Two particles start together from a point O and slide down along straight smooth wires inclined at ${30}^o$ and ${60}^o$ to the vertical plane and on the same side of vertical through O. The relative acceleration of second with respect to first will be of magnitude:

• A. $\frac{g}{2}$ in the vertical direction
• B. $\frac{\sqrt{3}g}{2}$ at ${45}^o$ with vertical
• C. $\frac{g}{\sqrt{3}}$ inclined at ${60}^o$ to the vertical
• D. $g$ in the vertical direction.

Answer 1

The correct option is A $\frac{g}{2}$ in the vertical direction

we can see only the gravitational force is acting in both cases but as the motion is along a diagonal plane only the component along plane will be having an effect on the particle and not the vertical component

so the component is $mgcos\theta$

so in case of 1st block it is $mgcos{60}^o$ and block 2 it is $mgcos{30}^o$

we know $a=\frac{F}{m}=gcos\theta$

so the a in case of block 2 is $gcos{60}^o=$ along the plane.

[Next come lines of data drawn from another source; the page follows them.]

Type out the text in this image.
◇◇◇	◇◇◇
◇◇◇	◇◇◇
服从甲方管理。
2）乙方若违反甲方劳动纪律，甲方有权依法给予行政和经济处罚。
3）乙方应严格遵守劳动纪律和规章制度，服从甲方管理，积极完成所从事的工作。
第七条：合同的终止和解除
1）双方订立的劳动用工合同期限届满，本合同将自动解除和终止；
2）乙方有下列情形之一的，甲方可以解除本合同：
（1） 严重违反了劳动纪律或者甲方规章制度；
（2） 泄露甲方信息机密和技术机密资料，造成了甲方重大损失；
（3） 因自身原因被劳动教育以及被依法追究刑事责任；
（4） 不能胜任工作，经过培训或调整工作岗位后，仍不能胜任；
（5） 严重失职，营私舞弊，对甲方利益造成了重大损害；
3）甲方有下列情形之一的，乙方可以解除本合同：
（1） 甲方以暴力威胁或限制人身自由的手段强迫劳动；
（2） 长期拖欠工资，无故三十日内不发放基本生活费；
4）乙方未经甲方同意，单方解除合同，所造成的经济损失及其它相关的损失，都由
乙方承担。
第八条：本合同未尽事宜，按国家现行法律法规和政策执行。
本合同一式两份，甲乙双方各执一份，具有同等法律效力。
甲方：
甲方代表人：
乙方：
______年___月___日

now we can calculate acceleration components along vertical and horizontal directions

so in case I verical component is $acos{60}^o=gcos{60}^o\times cos{60}^o=gco{s}^2{60}^o=\frac{g}{4}$ and horizontal component is $asin{60}^o=gsin{60}^{o}cos{60}^o=\frac{\sqrt{3}g}{4}$

similarly for block II vertical component is $gco{s}^2{30}^o=\frac{3g}{4}$ and horizontal is $gcos{30}^{o}sin{30}^o=\frac{\sqrt{3}g}{4}$

so particle in case II is going $\frac{g}{2}$ faster in vertical direction than in case I.